Comments on economics, mystery fiction, drama, and art.

Monday, November 08, 2004

The Backman Affair

So the Arizona Diamondbacks hired Wally Backman to be their manager, then fired him when several brushes with the law (in its various forms--assault, DUI, bankruptcy) came to light.

I have very mixed feelings about employers using a potential employee's legal record as a criterion on which to make hiring decisions, particularly for people who have completed their obligations (including punishment) under the law. After all, if people with records cannot get hired in decent jobs, then their ability to earn a living is (perhaps arbitrarily) reduced, and the probability that they might turn to illegal activities may well increase.

In Backman's case, of course, the real issue is that he failed to disclose his record to the Diamondbacks. Then again, as an article at makes clear, if he had told them, he would not have been offered the job. So there was no way for him to win.

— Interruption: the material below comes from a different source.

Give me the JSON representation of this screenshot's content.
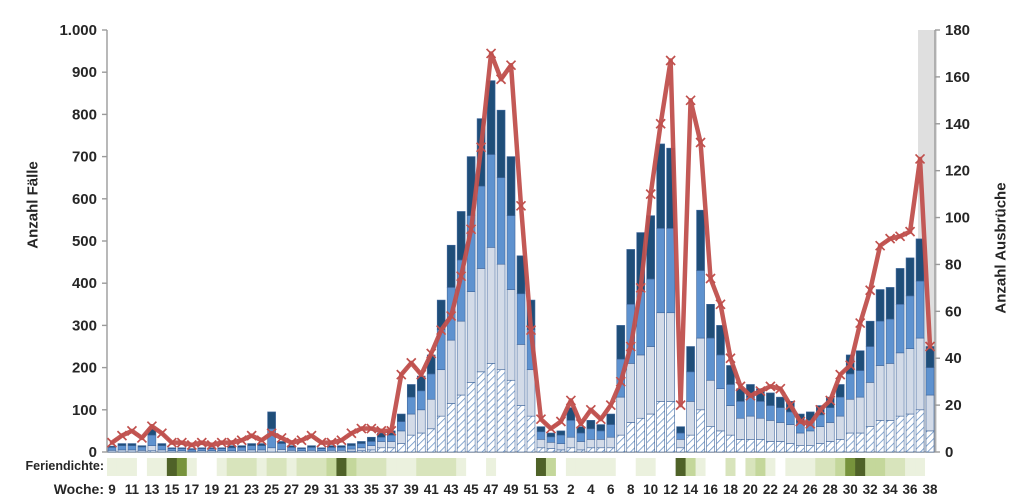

And then the question is--was his record germane to his qualifications for the job? Would it lower his effectiveness, on-field or off-field, as a manager? As a spokesman for the Diamondbacks? Does his record predict a higher probability of future offenses, which might themselves make him unavailable to perform his job? If the answers to those questions are all "no," then do we think that the Diamondbacks would have acted appropriately not to hire him, had they known?

Too many unknowns. But, somehow, the conclusion that his past disqualifies him seems a little unfortunate, at least to me.